After deducting investment management costs of $42.4 million (including fees paid to external fund managers and the remuneration of in-house investment staff), portfolio returns would be down 0.135 per cent on the latest annual result, according to the ACC annual report.
“ACC’s unusually strong investment performance over the past two decades may be partly explained by the fact that ACC’s internal management avoids many of the agency issues inherent in traditional models of funds management,” the report says.
Despite the performance accolades, the ACC report says future returns could be more difficult to sustain particularly with the reducing yield from NZ fixed income, which constitutes about a third of the total portfolio or $11.7 billion.
“The decline in New Zealand bond yields boosted our investment income over the past year, but it reduces the returns that we can anticipate from bonds in the future,” the ACC report says.
Consequently, the fund has upped its exposure to equities in its strategic asset allocation as per an amended “fair trade-off between aggregate portfolio risk and aggregate portfolio return”, the spokesperson said.

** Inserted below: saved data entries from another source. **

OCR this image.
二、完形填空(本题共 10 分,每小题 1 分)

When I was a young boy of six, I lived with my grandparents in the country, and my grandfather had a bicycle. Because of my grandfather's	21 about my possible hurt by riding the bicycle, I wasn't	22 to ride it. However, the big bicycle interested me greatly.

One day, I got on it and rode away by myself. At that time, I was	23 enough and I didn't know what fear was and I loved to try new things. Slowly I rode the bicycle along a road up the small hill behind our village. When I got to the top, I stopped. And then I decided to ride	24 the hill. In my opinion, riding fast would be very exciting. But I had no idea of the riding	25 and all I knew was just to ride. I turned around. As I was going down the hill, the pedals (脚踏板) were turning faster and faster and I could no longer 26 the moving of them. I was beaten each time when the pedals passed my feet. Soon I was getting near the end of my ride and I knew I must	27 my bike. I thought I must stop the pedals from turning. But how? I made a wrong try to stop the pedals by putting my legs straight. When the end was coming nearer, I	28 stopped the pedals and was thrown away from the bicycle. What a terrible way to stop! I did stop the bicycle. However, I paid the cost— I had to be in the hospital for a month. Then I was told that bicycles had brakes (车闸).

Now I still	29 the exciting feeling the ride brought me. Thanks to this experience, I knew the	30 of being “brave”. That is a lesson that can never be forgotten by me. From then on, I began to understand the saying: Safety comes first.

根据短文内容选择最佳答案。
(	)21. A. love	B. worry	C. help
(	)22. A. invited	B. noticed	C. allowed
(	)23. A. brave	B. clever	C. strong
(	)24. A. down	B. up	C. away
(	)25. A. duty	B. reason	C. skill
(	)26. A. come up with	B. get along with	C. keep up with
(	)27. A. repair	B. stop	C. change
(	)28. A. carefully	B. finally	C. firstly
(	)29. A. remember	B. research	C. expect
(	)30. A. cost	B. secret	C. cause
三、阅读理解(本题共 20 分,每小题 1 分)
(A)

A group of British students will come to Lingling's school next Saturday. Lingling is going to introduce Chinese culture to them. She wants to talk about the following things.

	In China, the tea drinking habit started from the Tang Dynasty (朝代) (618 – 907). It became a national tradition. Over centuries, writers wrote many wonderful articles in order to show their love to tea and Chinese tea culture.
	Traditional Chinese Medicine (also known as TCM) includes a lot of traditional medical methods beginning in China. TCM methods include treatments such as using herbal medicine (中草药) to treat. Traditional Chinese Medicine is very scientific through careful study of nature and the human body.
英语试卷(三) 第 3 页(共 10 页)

“The extent by which this change in risk/return preference will flow through to changes in our allocation between asset classes depends in part on our return expectations and risk estimates for each asset class, which we formally review twice a year,” the spokesperson said. “However, on ‘all else being equal’ basis, the change would have been expected to increase our aggregate equity weight by slightly less than 5 per cent of ACC’s total investment portfolio. ACC has already partly implemented this change in risk/return preference.”
ACC manages most of its Australasian equities in-house with just two external mandates to Australian small cap specialist, Paradice, and an allocation to resource shares through Independent Asset Management.
Additionally, the ACC fund has about $1.5 billion investment in private equity, venture funds, property and infrastructure via 12 different external entities. While most of these alternative investments were past maturity date the “ACC continues to hold its investment in these funds, but would not anticipate contributing additional capital”, according to the spokesperson.
“[During the year] we have made new investments in Australian private equity funds managed by Quadrant and RMB, and have committed capital to a bridging fund run by Pencarrow (but this is not a new PE manager, as we already held an investment in a Pencarrow fund),” the spokesperson said.
The ACC fund intends to hire another private investments specialist in addition to the two global equity analysts, which would bring the total investment staff close to 60.
“The funds management team consists of 29 investment professionals (portfolio managers, analysts, strategists, dealers, etc) plus one PA,” the spokesperson said. “We are also supported by an ‘investment office’ of 24 back and middle office employees (including functions such as compliance, custody, performance, investment accounting, and investment systems support).”